“Qui non sono né proprietario né affittuario,
sono solo un ospite per tutta la vita…”
Tabutta Rövaşata
(Derviş Zaim, 1996)
Ero solo una bambina quando ho scoperto di non avere un’identità. Questa ricerca di me, attraverso il genere, lo spazio, i ruoli creduti, si è trasformata in una fuga… Non volevo appartenere a un’identità specifica. Mi sarebbe bastato solo avere una stanza tutta per me. Tuttavia, questo cambiò quando andai a Trabzon, paese nativo di mia madre, o quando andai sugli altopiani di Kuşmer, dove la gente di Çaykara (villaggio greco del Ponto) andava a passare l’estate. Era senza dubbio qui il posto dove avrei voluto mettere le radici. Avrei capito solo in seguito che c’era una ragione per cui qui non possedevamo una casa.
Il motivo per cui ogni estate sin da quando ero bambina andavamo lì come ospiti era che in questo villaggio degli altipiani mentre gli uomini potevano detenere delle proprietà, le donne non ne avevano il diritto.
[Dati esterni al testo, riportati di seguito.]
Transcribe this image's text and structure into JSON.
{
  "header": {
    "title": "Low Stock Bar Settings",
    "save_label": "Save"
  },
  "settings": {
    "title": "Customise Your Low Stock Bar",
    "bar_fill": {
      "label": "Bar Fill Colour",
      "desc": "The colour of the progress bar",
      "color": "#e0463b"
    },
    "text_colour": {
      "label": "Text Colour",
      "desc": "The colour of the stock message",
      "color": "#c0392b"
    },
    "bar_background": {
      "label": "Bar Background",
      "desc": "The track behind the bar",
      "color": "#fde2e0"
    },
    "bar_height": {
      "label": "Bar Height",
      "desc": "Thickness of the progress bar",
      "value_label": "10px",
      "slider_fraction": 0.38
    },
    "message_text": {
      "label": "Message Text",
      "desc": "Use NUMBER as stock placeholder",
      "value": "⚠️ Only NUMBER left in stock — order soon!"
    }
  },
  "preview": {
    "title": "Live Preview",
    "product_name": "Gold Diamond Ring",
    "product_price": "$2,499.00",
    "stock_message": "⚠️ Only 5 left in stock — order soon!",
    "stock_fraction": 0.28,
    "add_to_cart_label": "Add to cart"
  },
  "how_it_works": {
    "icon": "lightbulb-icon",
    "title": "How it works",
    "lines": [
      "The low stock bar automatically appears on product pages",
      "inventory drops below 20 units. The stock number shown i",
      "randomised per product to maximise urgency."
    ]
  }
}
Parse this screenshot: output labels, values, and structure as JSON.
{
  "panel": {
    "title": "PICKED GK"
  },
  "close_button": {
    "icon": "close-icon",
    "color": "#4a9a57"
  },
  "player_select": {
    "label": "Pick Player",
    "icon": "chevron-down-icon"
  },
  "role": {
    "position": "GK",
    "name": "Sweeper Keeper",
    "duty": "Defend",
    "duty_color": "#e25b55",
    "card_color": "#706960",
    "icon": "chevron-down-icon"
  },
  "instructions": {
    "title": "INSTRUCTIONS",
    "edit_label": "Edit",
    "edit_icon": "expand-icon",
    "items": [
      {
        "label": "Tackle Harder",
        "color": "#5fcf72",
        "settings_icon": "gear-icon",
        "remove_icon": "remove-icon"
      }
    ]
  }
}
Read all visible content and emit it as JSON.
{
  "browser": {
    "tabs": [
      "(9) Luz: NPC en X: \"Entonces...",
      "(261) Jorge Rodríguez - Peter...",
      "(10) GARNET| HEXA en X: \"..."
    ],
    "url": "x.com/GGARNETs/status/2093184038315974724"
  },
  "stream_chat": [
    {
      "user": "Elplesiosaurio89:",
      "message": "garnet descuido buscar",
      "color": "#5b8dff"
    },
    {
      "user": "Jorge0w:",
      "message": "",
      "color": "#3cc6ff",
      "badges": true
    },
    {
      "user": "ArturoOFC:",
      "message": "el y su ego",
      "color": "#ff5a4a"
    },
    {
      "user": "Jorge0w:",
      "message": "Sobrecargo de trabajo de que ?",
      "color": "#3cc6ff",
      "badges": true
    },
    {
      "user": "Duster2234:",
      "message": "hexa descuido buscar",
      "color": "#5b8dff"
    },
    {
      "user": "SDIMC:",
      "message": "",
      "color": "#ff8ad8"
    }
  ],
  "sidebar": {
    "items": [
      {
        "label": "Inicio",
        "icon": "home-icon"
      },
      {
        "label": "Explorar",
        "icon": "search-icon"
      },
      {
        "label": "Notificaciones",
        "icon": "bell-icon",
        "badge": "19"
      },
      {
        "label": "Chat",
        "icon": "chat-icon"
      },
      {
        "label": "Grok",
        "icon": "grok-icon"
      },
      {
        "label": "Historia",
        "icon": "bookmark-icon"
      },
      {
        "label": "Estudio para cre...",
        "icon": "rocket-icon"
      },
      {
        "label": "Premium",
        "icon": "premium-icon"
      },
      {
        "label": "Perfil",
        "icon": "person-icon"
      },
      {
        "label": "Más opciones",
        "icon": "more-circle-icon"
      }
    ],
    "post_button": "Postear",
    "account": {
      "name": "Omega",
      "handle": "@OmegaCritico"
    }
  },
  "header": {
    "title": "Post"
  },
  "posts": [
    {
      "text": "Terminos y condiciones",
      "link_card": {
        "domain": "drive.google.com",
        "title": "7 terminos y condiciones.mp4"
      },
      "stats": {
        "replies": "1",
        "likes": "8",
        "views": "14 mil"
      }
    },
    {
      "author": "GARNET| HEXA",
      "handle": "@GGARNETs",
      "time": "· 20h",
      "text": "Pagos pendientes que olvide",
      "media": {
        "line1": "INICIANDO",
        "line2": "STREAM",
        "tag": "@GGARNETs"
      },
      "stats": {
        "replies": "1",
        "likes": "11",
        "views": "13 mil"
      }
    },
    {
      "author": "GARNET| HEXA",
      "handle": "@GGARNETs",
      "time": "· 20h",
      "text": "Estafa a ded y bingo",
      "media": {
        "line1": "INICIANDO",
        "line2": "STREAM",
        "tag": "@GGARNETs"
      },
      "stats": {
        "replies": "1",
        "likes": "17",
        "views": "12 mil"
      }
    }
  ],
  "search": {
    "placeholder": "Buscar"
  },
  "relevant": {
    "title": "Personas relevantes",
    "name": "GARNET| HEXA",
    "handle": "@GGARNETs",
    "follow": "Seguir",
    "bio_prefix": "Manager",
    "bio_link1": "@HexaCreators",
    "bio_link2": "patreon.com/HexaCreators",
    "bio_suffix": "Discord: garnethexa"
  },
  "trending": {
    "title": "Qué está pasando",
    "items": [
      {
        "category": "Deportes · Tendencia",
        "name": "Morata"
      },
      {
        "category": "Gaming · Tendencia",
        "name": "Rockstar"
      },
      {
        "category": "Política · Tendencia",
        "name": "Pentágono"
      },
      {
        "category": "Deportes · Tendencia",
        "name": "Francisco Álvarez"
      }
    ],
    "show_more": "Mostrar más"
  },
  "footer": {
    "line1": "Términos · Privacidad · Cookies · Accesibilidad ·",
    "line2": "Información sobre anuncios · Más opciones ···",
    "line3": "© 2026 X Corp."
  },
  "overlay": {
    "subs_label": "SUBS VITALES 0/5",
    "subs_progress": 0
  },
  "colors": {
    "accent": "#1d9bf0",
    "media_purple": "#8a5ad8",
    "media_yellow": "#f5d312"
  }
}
Da quando l’ho scoperto, mi sono resa conto che quello da cui scappavo non era un’appartenenza ma un punto di appartenenza, una luce, un “qualcosa”; la mia storia è iniziata da questo punto. In quanto contraria alla proprietà, il fatto che il diritto di detenerla o meno dall’essere una scelta fosse trasformato in un obbligo, mi ha costretto a concentrarmi su questo argomento. In quanto figlia di una donna che non aveva una stanza tutta per sé nel villaggio cui risalivano le mie radici, stavo cercando la mia identità nel tempo e nello spazio della città.
Oppure stavo cercando di scappare dall’identità in cui ero imprigionata. I muri, il rumore delle strade, le risate, il ritmo e tutto ciò che apparteneva alla vita della città erano come testi di una canzone sulla perdita della mia identità. La luce era il mio grido. Ho cercato prima nel mio villaggio poi negli angoli di casa, la voce di me stessa, quella di mia madre e quella delle donne degli altopiani.